The Currency Analytics
By Steven Anderson
There was a severe breakdown of the price of Ethereum, which fell to $125.89. The market dropped by 7%.
Regardless, of the price decline, the coin is up by 17% in the past 30 days. The cryptocurrency remains in the 2nd position by market cap holding $13.
The ETH/USD 4-hour chart revealed that the market has broken below the $135 support with a Fibonacci Retracement Level marked in red.
The coin went very low as it traded near the support level, thus providing for a short-term downside with 1.272 revealing a Fibonacci extension level at $125.71.
The nearest support level is a lot below $125, and it is at the $120 level. Further support is seen at $117, and the retracement level will be marked in green.
When looking from above the near perfect resistance level at .5 at $135 with Fibonacci Retracement Levels marked in red at .618 at $142.63.
The high resistance levels are situated in the $150 and the $160 mark with .886 Fibonacci Retracement level marked in red.

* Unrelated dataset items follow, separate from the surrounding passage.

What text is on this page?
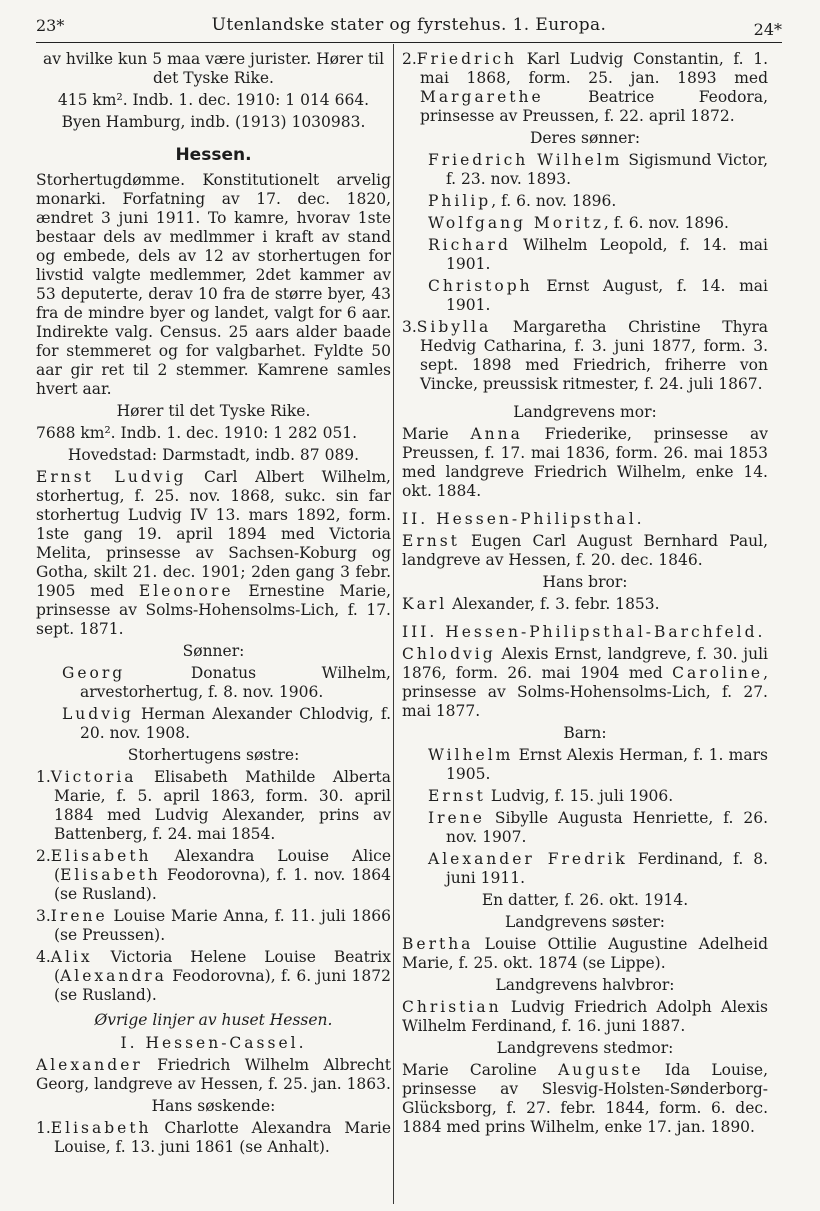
23*	Utenlandske stater og fyrstehus. 1. Europa.	24*

av hvilke kun 5 maa være jurister. Hører til det Tyske Rike.

415 km². Indb. 1. dec. 1910: 1 014 664.

Byen Hamburg, indb. (1913) 1030983.

Hessen.

Storhertugdømme. Konstitutionelt arvelig monarki. Forfatning av 17. dec. 1820, ændret 3 juni 1911. To kamre, hvorav 1ste bestaar dels av medlmmer i kraft av stand og embede, dels av 12 av storhertugen for livstid valgte medlemmer, 2det kammer av 53 deputerte, derav 10 fra de større byer, 43 fra de mindre byer og landet, valgt for 6 aar. Indirekte valg. Census. 25 aars alder baade for stemmeret og for valgbarhet. Fyldte 50 aar gir ret til 2 stemmer. Kamrene samles hvert aar.

Hører til det Tyske Rike.

7688 km². Indb. 1. dec. 1910: 1 282 051.

Hovedstad: Darmstadt, indb. 87 089.

Ernst Ludvig Carl Albert Wilhelm, storhertug, f. 25. nov. 1868, sukc. sin far storhertug Ludvig IV 13. mars 1892, form. 1ste gang 19. april 1894 med Victoria Melita, prinsesse av Sachsen-Koburg og Gotha, skilt 21. dec. 1901; 2den gang 3 febr. 1905 med Eleonore Ernestine Marie, prinsesse av Solms-Hohensolms-Lich, f. 17. sept. 1871.

Sønner:

Georg Donatus Wilhelm, arvestorhertug, f. 8. nov. 1906.

Ludvig Herman Alexander Chlodvig, f. 20. nov. 1908.

Storhertugens søstre:

1.Victoria Elisabeth Mathilde Alberta Marie, f. 5. april 1863, form. 30. april 1884 med Ludvig Alexander, prins av Battenberg, f. 24. mai 1854.

2.Elisabeth Alexandra Louise Alice (Elisabeth Feodorovna), f. 1. nov. 1864 (se Rusland).

3.Irene Louise Marie Anna, f. 11. juli 1866 (se Preussen).

4.Alix Victoria Helene Louise Beatrix (Alexandra Feodorovna), f. 6. juni 1872 (se Rusland).

Øvrige linjer av huset Hessen.

I. Hessen-Cassel.

Alexander Friedrich Wilhelm Albrecht Georg, landgreve av Hessen, f. 25. jan. 1863.

Hans søskende:

1.Elisabeth Charlotte Alexandra Marie Louise, f. 13. juni 1861 (se Anhalt).

2.Friedrich Karl Ludvig Constantin, f. 1. mai 1868, form. 25. jan. 1893 med Margarethe Beatrice Feodora, prinsesse av Preussen, f. 22. april 1872.

Deres sønner:

Friedrich Wilhelm Sigismund Victor, f. 23. nov. 1893.

Philip, f. 6. nov. 1896.

Wolfgang Moritz, f. 6. nov. 1896.

Richard Wilhelm Leopold, f. 14. mai 1901.

Christoph Ernst August, f. 14. mai 1901.

3.Sibylla Margaretha Christine Thyra Hedvig Catharina, f. 3. juni 1877, form. 3. sept. 1898 med Friedrich, friherre von Vincke, preussisk ritmester, f. 24. juli 1867.

Landgrevens mor:

Marie Anna Friederike, prinsesse av Preussen, f. 17. mai 1836, form. 26. mai 1853 med landgreve Friedrich Wilhelm, enke 14. okt. 1884.

II. Hessen-Philipsthal.

Ernst Eugen Carl August Bernhard Paul, landgreve av Hessen, f. 20. dec. 1846.

Hans bror:

Karl Alexander, f. 3. febr. 1853.

III. Hessen-Philipsthal-Barchfeld.

Chlodvig Alexis Ernst, landgreve, f. 30. juli 1876, form. 26. mai 1904 med Caroline, prinsesse av Solms-Hohensolms-Lich, f. 27. mai 1877.

Barn:

Wilhelm Ernst Alexis Herman, f. 1. mars 1905.

Ernst Ludvig, f. 15. juli 1906.

Irene Sibylle Augusta Henriette, f. 26. nov. 1907.

Alexander Fredrik Ferdinand, f. 8. juni 1911.

En datter, f. 26. okt. 1914.

Landgrevens søster:

Bertha Louise Ottilie Augustine Adelheid Marie, f. 25. okt. 1874 (se Lippe).

Landgrevens halvbror:

Christian Ludvig Friedrich Adolph Alexis Wilhelm Ferdinand, f. 16. juni 1887.

Landgrevens stedmor:

Marie Caroline Auguste Ida Louise, prinsesse av Slesvig-Holsten-Sønderborg-Glücksborg, f. 27. febr. 1844, form. 6. dec. 1884 med prins Wilhelm, enke 17. jan. 1890.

The 20 level is an extreme bearish territory where the RSI plummeted. Thus, the bears are dominating the market sentiment.
There is an overall decline in the trading volume ever since March.
Developers of Ethereum make use of the testnet to run their dApps or their smart contracts on the Ethereum Network.
When connecting to the testnet, developers have to be careful, because most of the tokens that work on Ethereum also work on the testnet.
While several original contracts can be written by making use of any language that has been compiled to the byte code, most of them are written in Solidity.
The climate in the cryptocurrency market is moving towards summer; however, there continue to be remnants of the winter effect in the market.